Quadro do regime militar. Ex-político da Arena. Há décadas, dono do estado do Maranhão. Famoso por práticas clientelistas, fisiológicas e corruptas. Depois de mais de meio século de uma vida pública com esse currículo invejável, só agora, em 2009, José Sarney (PMDB-AP) foi “desmascarado”. Os responsáveis por alertar (ou iluminar) a opinião pública foram os representantes do PSDB e do DEM, além, é claro, da grande imprensa.

Pivô da crise instaurada no Senado Federal, seu presidente acumulava 11 acusações no Conselho de Ética da Casa.
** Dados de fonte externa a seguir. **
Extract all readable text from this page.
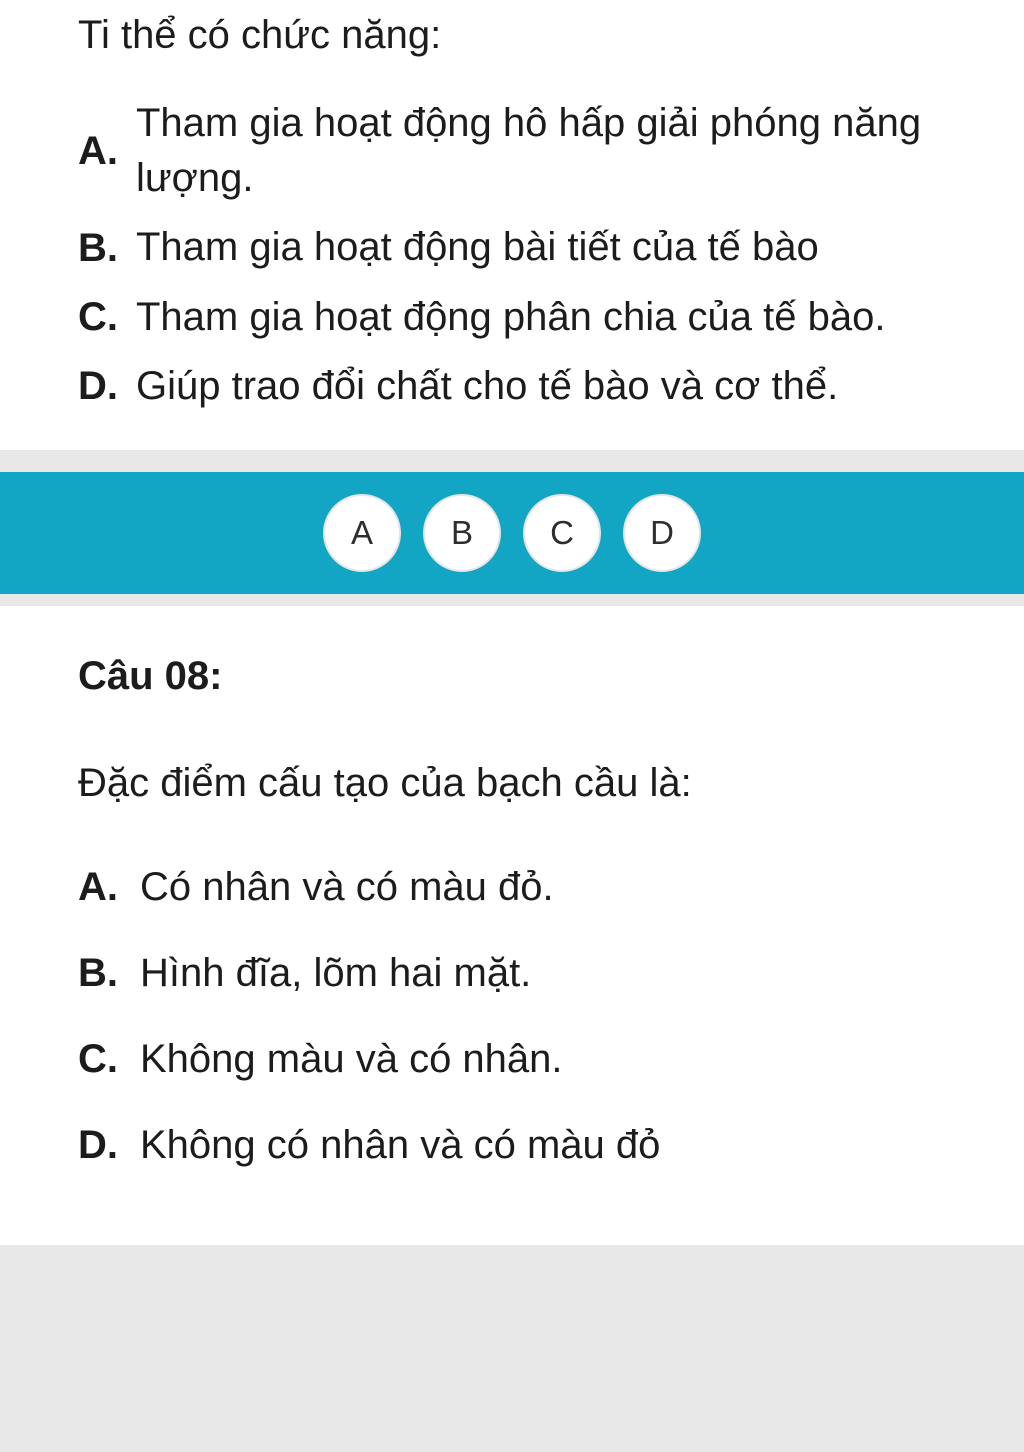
Ti thể có chức năng:
A.
Tham gia hoạt động hô hấp giải phóng năng lượng.
B. Tham gia hoạt động bài tiết của tế bào
C. Tham gia hoạt động phân chia của tế bào.
D. Giúp trao đổi chất cho tế bào và cơ thể.
A	B	C	D
Câu 08:
Đặc điểm cấu tạo của bạch cầu là:
A. Có nhân và có màu đỏ.
B. Hình đĩa, lõm hai mặt.
C. Không màu và có nhân.
D. Không có nhân và có màu đỏ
No entanto, todas as denúncias foram arquivadas, com a decisiva ajuda da bancada do PT.

Desde o começo do ano, a chamada Câmara Alta do legislativo brasileiro viu sua imagem ainda mais comprometida com a divulgação de uma série de irregularidades, como o excesso de diretorias, horas extras pagas a servidores durante o recesso parlamentar, mal uso das cotas de passagens aéreas e a utilização de atos secretos para nomear de apadrinhados e aumentar salários.

A oposição defendia que se investigasse, ainda, a denúncia de que Sarney omitiu da Justiça Eleitoral uma propriedade de R$ 4 milhões, além da acusação de que o parlamentar teria participado do desvio de R$ 500 mil da Fundação José Sarney, que atua no Maranhão. Na outra representação, o PSOL pedia para o Conselho de Ética do Senado investigar o presidente da Casa pela edição de atos secretos que teriam beneficiado parentes e afilhados políticos.

A suspeita é a de que Sarney teria interferido a favor de um neto que intermediava operações de crédito consignado para servidores do Senado, usado seu cargo a favor da fundação que leva seu nome e mentido sobre a responsabilidade administrativa pela entidade.

As denúncias pediam investigações, ainda, sobre a acusação de que o presidente do Senado estaria envolvido em vendas de terras sem o pagamento de impostos e de que teria recebido informações privilegiadas da Polícia Federal em inquérito que investigou
seu filho, Fernando Sarney.

Origem longínqua

Assim, nada mais normal que o movimento “Fora, Sarney”, bradado por diversos setores, entre eles colunistas da grande imprensa, sinalize que a saída do mandatário do Senado daria conta dos problemas éticos da casa. No entanto, a atual crise tem origens bem mais longínquas, e é reflexo de uma crise maior da democracia e do sistema político eleitoral brasileiro, sustenta o sociólogo Francisco de Oliveira, professor emérito da Universidade de São Paulo (USP). “Ela é muito maior e muito mais ampla do que essas falcatruas das quais os senadores estão sendo acusados.”

Todas as irregularidades cometidas pelo senador maranhense “nada mais são do que o resultado da acumulação das corrupções que historicamente fazem parte, não apenas do Senado, mas de todo o sistema político que vigora no país”, acredita Waldemar Rossi, coordenador da Pastoral Operária, entidade ligada à Conferência Nacional dos Bispos do Brasil (CNBB). Para ele, esse escândalo se incorpora aos do “mensalão”, do “sanguessuga”, dos “cartões corporativos”, dos altíssimos salários com seus reajustes freqüentes e a um sem número de benefícios aos parlamentares. “Ele também se incorpora às corrupções reveladas em várias instâncias do próprio Judiciário. Tudo está definitivamente podre”, assinala.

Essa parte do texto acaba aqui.